Kendisi de bir dönem, aynen bizler gibi iftira ve komplolara, çok ağır incitici sözlere ve ithamlara maruz kalmış, haksız yere cezaevinde aylarca tutulmuş bir kişi olarak Sayın Nedim Şener'in, bizlerin içinde bulunduğu durumu da anlayışla değerlendireceğini umuyoruz. Dolayısıyla, hakkımızdaki görüşlerini yeniden gözden geçirmesini ve elbette buna rağmen yanlış gördüğü, eleştirdiği konuları da sevgi ve saygı ölçüleri, dostluk ve kardeşlik üslubu içerisinde bizlere iletmesini istiyoruz.
Nitekim Yüce Rabbimiz de Müslümanların aralarında çekişmemelerini, dost ve kardeş olmalarını ayetlerinde şöyle buyurmaktadır:
İnkar edenler birbirlerinin dostlarıdır. EĞER SİZ ARANIZDA DOST OLMAZSANIZ YERYÜZÜNDE KARGAŞA, FİTNE VE BÜYÜK BOZGUN ÇIKAR. (Enfal Suresi, 73)
Allah’a ve Resûl’üne itaat edin ve BİRBİRİNİZLE ÇEKİŞMEYİN. SONRA GEVŞERSİNİZ VE GÜCÜNÜZ, DEVLETİNİZ ELDEN GİDER. Sabırlı olun.
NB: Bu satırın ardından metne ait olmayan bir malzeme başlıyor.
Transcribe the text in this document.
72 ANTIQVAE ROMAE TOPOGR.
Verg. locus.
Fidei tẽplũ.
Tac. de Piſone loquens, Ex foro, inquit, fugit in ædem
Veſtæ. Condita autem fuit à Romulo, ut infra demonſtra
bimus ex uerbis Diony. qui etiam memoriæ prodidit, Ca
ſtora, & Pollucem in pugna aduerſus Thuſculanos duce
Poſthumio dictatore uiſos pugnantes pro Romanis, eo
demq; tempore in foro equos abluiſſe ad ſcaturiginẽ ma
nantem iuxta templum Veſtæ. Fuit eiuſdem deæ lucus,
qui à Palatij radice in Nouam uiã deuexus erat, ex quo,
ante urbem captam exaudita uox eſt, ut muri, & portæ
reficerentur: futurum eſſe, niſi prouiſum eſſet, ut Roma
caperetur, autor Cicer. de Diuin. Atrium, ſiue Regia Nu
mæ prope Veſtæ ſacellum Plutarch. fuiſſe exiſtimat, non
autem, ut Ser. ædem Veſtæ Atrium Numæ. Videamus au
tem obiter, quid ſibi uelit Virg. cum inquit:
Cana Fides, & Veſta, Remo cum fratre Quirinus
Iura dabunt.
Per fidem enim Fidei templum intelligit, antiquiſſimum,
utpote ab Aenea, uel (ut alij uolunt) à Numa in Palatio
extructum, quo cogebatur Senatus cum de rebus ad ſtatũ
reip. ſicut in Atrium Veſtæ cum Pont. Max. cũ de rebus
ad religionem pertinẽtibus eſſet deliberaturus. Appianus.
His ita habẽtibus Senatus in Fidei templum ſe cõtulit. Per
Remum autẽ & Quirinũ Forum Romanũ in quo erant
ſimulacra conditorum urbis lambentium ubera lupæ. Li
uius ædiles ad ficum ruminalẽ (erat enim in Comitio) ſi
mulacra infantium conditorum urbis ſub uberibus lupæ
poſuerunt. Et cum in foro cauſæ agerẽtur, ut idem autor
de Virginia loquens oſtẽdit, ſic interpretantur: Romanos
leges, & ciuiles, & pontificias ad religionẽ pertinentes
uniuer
Çünkü Allah sabredenlerle beraberdir. (Enfal Suresi, 46)
Sayın Nedim Şener gibi, her daim vatanımızın, milletimizin ve devletimizin ali çıkarlarını, ülkemizin birlik ve bütünlüğünü savunan, koruyan ve kollayan milli ve yerli kardeşleri olarak bu cennet vatanımızda hep birlikte öfke, gerginlik ve çekişmeden uzak, barış, sevgi, huzur, dostluk ve mutluluk içinde yaşamamız en büyük temennimizdir.